Ebony Hindes recently posted..Bikini Underwater Fashion
OMG #3 made me laugh so hard because I don’t think I’ve EVER said “go play with your toys” without immediately following it with “you have so many of them.” You nailed it!
Christine @ Quasi Agitato recently posted..Cocky Mom Rides Again!
This is HILARIOUS!
Can I please quote on your list in my blog kid-a-porterwith reference and link to you?

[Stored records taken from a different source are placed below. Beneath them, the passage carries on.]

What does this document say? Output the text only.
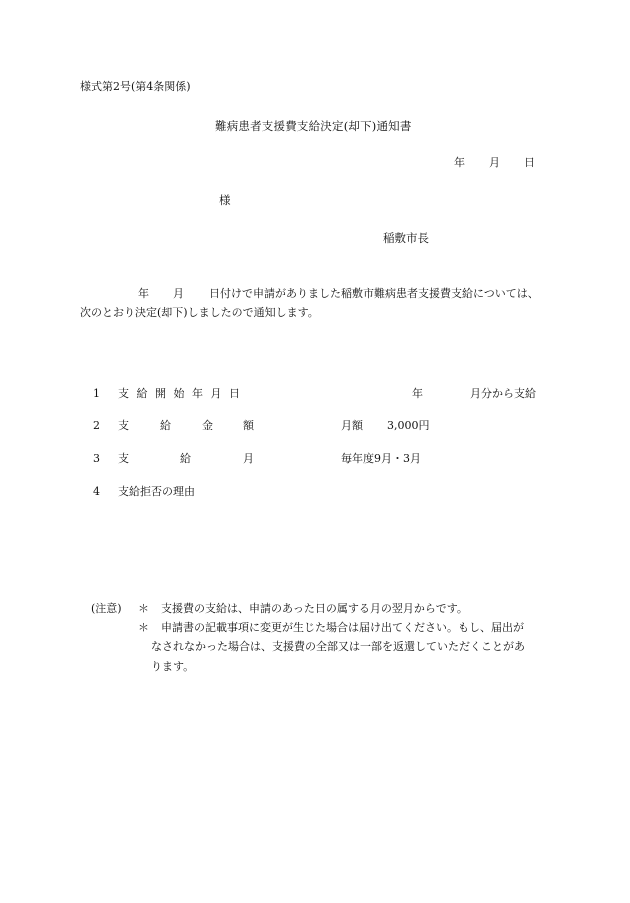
様式第2号(第4条関係)
難病患者支援費支給決定(却下)通知書
年 月 日
様
稲敷市長
年 月 日付けで申請がありました稲敷市難病患者支援費支給については、
次のとおり決定(却下)しましたので通知します。
1 支給開始年月日	年	月分から支給
2 支	給	金	額	月額 3,000円
3 支	給	月	毎年度9月・3月
4 支給拒否の理由
(注意) ＊ 支援費の支給は、申請のあった日の属する月の翌月からです。
＊ 申請書の記載事項に変更が生じた場合は届け出てください。もし、届出が
なされなかった場合は、支援費の全部又は一部を返還していただくことがあ
ります。
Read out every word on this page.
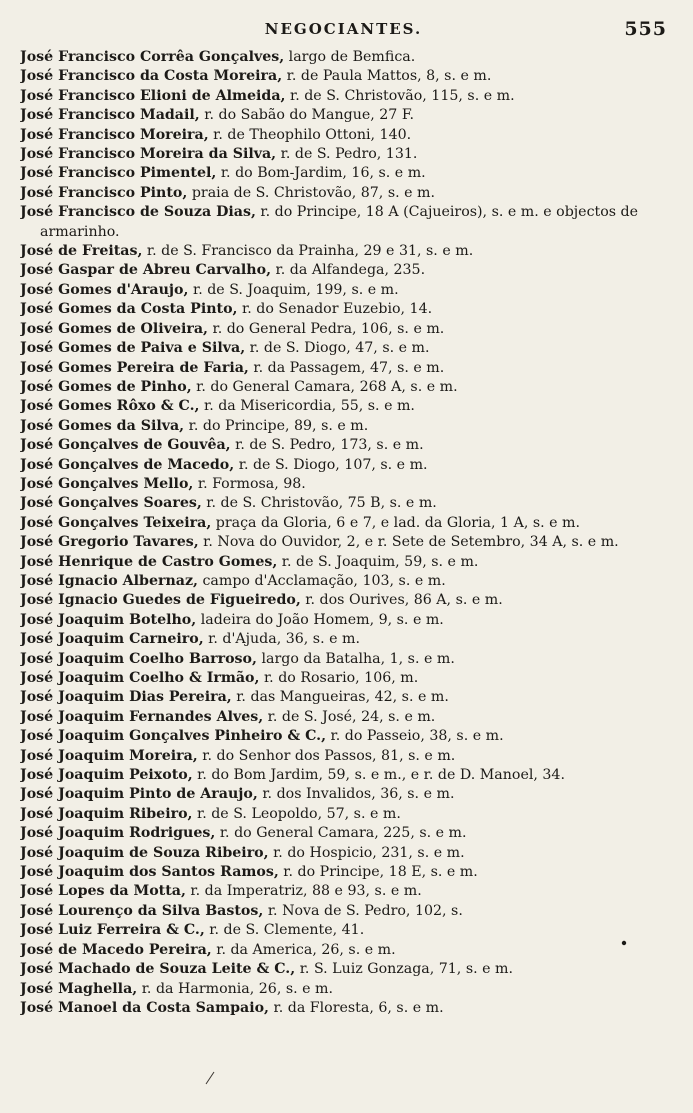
NEGOCIANTES.	555
José Francisco Corrêa Gonçalves, largo de Bemfica.
José Francisco da Costa Moreira, r. de Paula Mattos, 8, s. e m.
José Francisco Elioni de Almeida, r. de S. Christovão, 115, s. e m.
José Francisco Madail, r. do Sabão do Mangue, 27 F.
José Francisco Moreira, r. de Theophilo Ottoni, 140.
José Francisco Moreira da Silva, r. de S. Pedro, 131.
José Francisco Pimentel, r. do Bom-Jardim, 16, s. e m.
José Francisco Pinto, praia de S. Christovão, 87, s. e m.
José Francisco de Souza Dias, r. do Principe, 18 A (Cajueiros), s. e m. e objectos de armarinho.
José de Freitas, r. de S. Francisco da Prainha, 29 e 31, s. e m.
José Gaspar de Abreu Carvalho, r. da Alfandega, 235.
José Gomes d'Araujo, r. de S. Joaquim, 199, s. e m.
José Gomes da Costa Pinto, r. do Senador Euzebio, 14.
José Gomes de Oliveira, r. do General Pedra, 106, s. e m.
José Gomes de Paiva e Silva, r. de S. Diogo, 47, s. e m.
José Gomes Pereira de Faria, r. da Passagem, 47, s. e m.
José Gomes de Pinho, r. do General Camara, 268 A, s. e m.
José Gomes Rôxo & C., r. da Misericordia, 55, s. e m.
José Gomes da Silva, r. do Principe, 89, s. e m.
José Gonçalves de Gouvêa, r. de S. Pedro, 173, s. e m.
José Gonçalves de Macedo, r. de S. Diogo, 107, s. e m.
José Gonçalves Mello, r. Formosa, 98.
José Gonçalves Soares, r. de S. Christovão, 75 B, s. e m.
José Gonçalves Teixeira, praça da Gloria, 6 e 7, e lad. da Gloria, 1 A, s. e m.
José Gregorio Tavares, r. Nova do Ouvidor, 2, e r. Sete de Setembro, 34 A, s. e m.
José Henrique de Castro Gomes, r. de S. Joaquim, 59, s. e m.
José Ignacio Albernaz, campo d'Acclamação, 103, s. e m.
José Ignacio Guedes de Figueiredo, r. dos Ourives, 86 A, s. e m.
José Joaquim Botelho, ladeira do João Homem, 9, s. e m.
José Joaquim Carneiro, r. d'Ajuda, 36, s. e m.
José Joaquim Coelho Barroso, largo da Batalha, 1, s. e m.
José Joaquim Coelho & Irmão, r. do Rosario, 106, m.
José Joaquim Dias Pereira, r. das Mangueiras, 42, s. e m.
José Joaquim Fernandes Alves, r. de S. José, 24, s. e m.
José Joaquim Gonçalves Pinheiro & C., r. do Passeio, 38, s. e m.
José Joaquim Moreira, r. do Senhor dos Passos, 81, s. e m.
José Joaquim Peixoto, r. do Bom Jardim, 59, s. e m., e r. de D. Manoel, 34.
José Joaquim Pinto de Araujo, r. dos Invalidos, 36, s. e m.
José Joaquim Ribeiro, r. de S. Leopoldo, 57, s. e m.
José Joaquim Rodrigues, r. do General Camara, 225, s. e m.
José Joaquim de Souza Ribeiro, r. do Hospicio, 231, s. e m.
José Joaquim dos Santos Ramos, r. do Principe, 18 E, s. e m.
José Lopes da Motta, r. da Imperatriz, 88 e 93, s. e m.
José Lourenço da Silva Bastos, r. Nova de S. Pedro, 102, s.
José Luiz Ferreira & C., r. de S. Clemente, 41.
José de Macedo Pereira, r. da America, 26, s. e m.
José Machado de Souza Leite & C., r. S. Luiz Gonzaga, 71, s. e m.
José Maghella, r. da Harmonia, 26, s. e m.
José Manoel da Costa Sampaio, r. da Floresta, 6, s. e m.
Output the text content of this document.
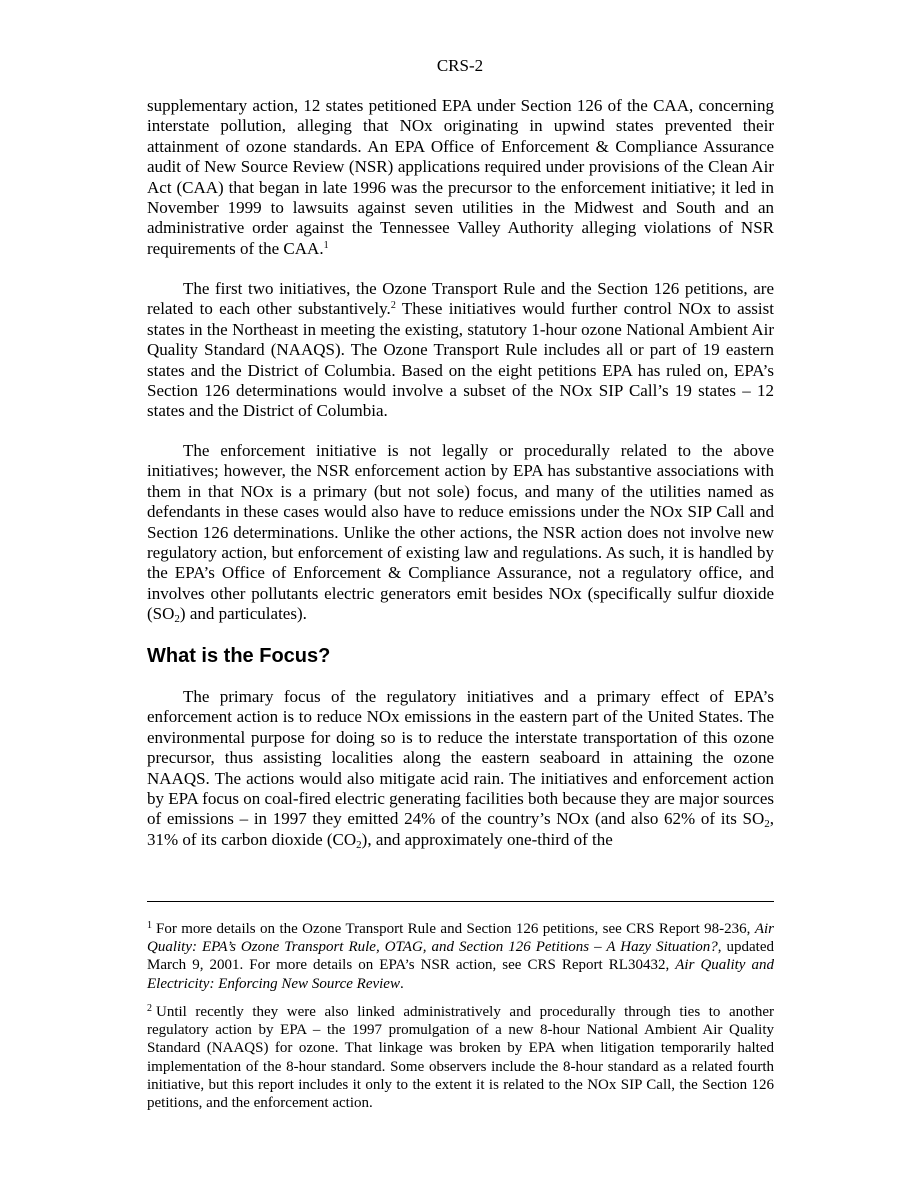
CRS-2

supplementary action, 12 states petitioned EPA under Section 126 of the CAA, concerning interstate pollution, alleging that NOx originating in upwind states prevented their attainment of ozone standards. An EPA Office of Enforcement & Compliance Assurance audit of New Source Review (NSR) applications required under provisions of the Clean Air Act (CAA) that began in late 1996 was the precursor to the enforcement initiative; it led in November 1999 to lawsuits against seven utilities in the Midwest and South and an administrative order against the Tennessee Valley Authority alleging violations of NSR requirements of the CAA.$^1$

The first two initiatives, the Ozone Transport Rule and the Section 126 petitions, are related to each other substantively.$^2$ These initiatives would further control NOx to assist states in the Northeast in meeting the existing, statutory 1-hour ozone National Ambient Air Quality Standard (NAAQS). The Ozone Transport Rule includes all or part of 19 eastern states and the District of Columbia. Based on the eight petitions EPA has ruled on, EPA’s Section 126 determinations would involve a subset of the NOx SIP Call’s 19 states – 12 states and the District of Columbia.

The enforcement initiative is not legally or procedurally related to the above initiatives; however, the NSR enforcement action by EPA has substantive associations with them in that NOx is a primary (but not sole) focus, and many of the utilities named as defendants in these cases would also have to reduce emissions under the NOx SIP Call and Section 126 determinations. Unlike the other actions, the NSR action does not involve new regulatory action, but enforcement of existing law and regulations. As such, it is handled by the EPA’s Office of Enforcement & Compliance Assurance, not a regulatory office, and involves other pollutants electric generators emit besides NOx (specifically sulfur dioxide $(SO_2)$ and particulates).

What is the Focus?

The primary focus of the regulatory initiatives and a primary effect of EPA’s enforcement action is to reduce NOx emissions in the eastern part of the United States. The environmental purpose for doing so is to reduce the interstate transportation of this ozone precursor, thus assisting localities along the eastern seaboard in attaining the ozone NAAQS. The actions would also mitigate acid rain. The initiatives and enforcement action by EPA focus on coal-fired electric generating facilities both because they are major sources of emissions – in 1997 they emitted 24% of the country’s NOx (and also 62% of its $SO_2$, 31% of its carbon dioxide $(CO_2)$, and approximately one-third of the

$^1$ For more details on the Ozone Transport Rule and Section 126 petitions, see CRS Report 98-236, Air Quality: EPA’s Ozone Transport Rule, OTAG, and Section 126 Petitions – A Hazy Situation?, updated March 9, 2001. For more details on EPA’s NSR action, see CRS Report RL30432, Air Quality and Electricity: Enforcing New Source Review.

$^2$ Until recently they were also linked administratively and procedurally through ties to another regulatory action by EPA – the 1997 promulgation of a new 8-hour National Ambient Air Quality Standard (NAAQS) for ozone. That linkage was broken by EPA when litigation temporarily halted implementation of the 8-hour standard. Some observers include the 8-hour standard as a related fourth initiative, but this report includes it only to the extent it is related to the NOx SIP Call, the Section 126 petitions, and the enforcement action.
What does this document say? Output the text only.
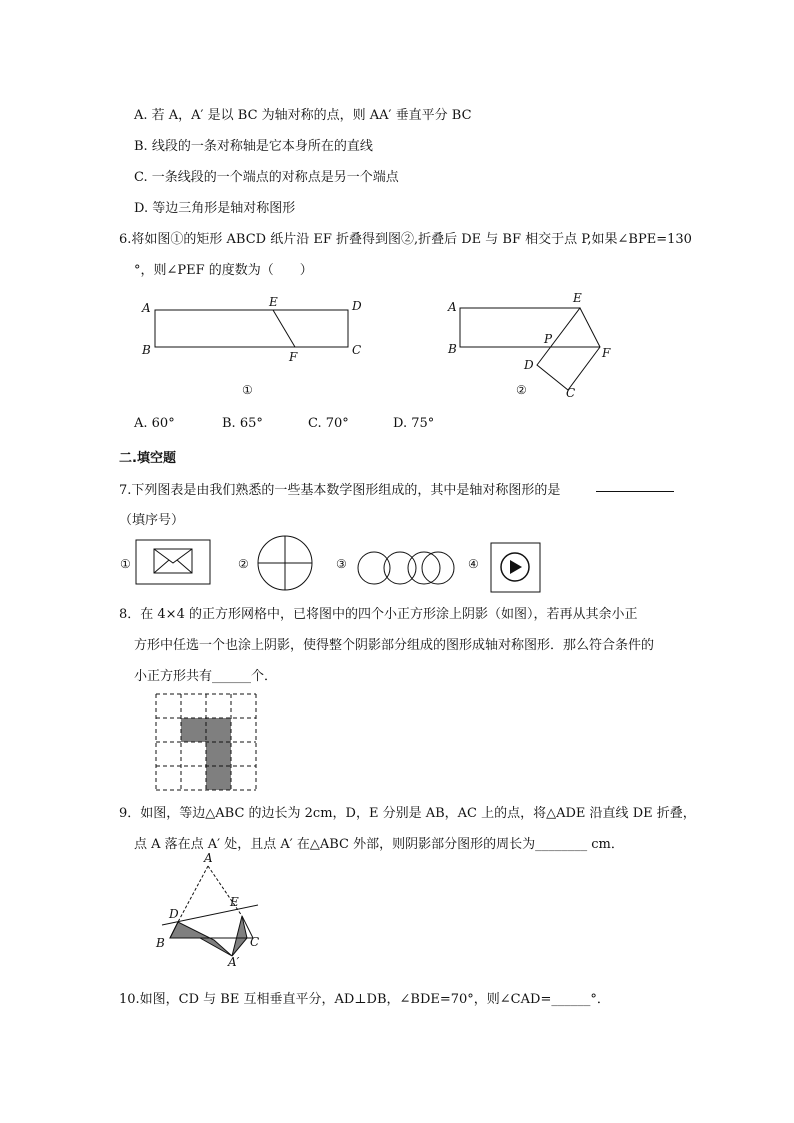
A. 若 A，A′ 是以 BC 为轴对称的点，则 AA′ 垂直平分 BC
B. 线段的一条对称轴是它本身所在的直线
C. 一条线段的一个端点的对称点是另一个端点
D. 等边三角形是轴对称图形
6.将如图①的矩形 ABCD 纸片沿 EF 折叠得到图②,折叠后 DE 与 BF 相交于点 P,如果∠BPE=130
°，则∠PEF 的度数为（　　）
A
B	C
D
E
F
①
A
B
E
P
F
D
C
②
A. 60°	B. 65°	C. 70°	D. 75°
二.填空题
7.下列图表是由我们熟悉的一些基本数学图形组成的，其中是轴对称图形的是
（填序号）
①	②	③	④
8．在 4×4 的正方形网格中，已将图中的四个小正方形涂上阴影（如图），若再从其余小正
方形中任选一个也涂上阴影，使得整个阴影部分组成的图形成轴对称图形．那么符合条件的
小正方形共有______个．
9．如图，等边△ABC 的边长为 2cm，D，E 分别是 AB，AC 上的点，将△ADE 沿直线 DE 折叠，
点 A 落在点 A′ 处，且点 A′ 在△ABC 外部，则阴影部分图形的周长为________ cm．
A
D
E
B	C
A′
10.如图，CD 与 BE 互相垂直平分，AD⊥DB，∠BDE=70°，则∠CAD=______°．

Thanks for making my day :)
Greta
Greta recently posted..Tootsy Thursday: Burberry Nova Check Booties
Hee! Love this! {so much!}
Galit Breen recently posted..The Big Gay Race
i want to go to bed early
my kid is bummed that she can’t go to school tomorrow because of the hurricane, so there #reallysheisjustadramaqueenandanyexcusewilldo
onSanity recently posted..on life’s little detours….
One can dream….hopefully you might get one or two of these comments in a lifetime…
12 16 and 20 are things I’ve heard my daughter day. Lol
I guess I have my daughter well trained! The first thing she askes me when she wants something: “Mommy is this too expensive?”
Well, my daughter says if the item she wants is over 5 dollars, “Mommy, I know this is too expensive… I don’t want it.”
That just breaks my heart and want to buy it to her!!
This is so true…
Another one would be: I’m so so so sorry mommy… I truly deserve this spanking.
LOL, funny! But actually, My daughter, 2.5, does ask for dental floss (floss pick) and to wash her hands all the time.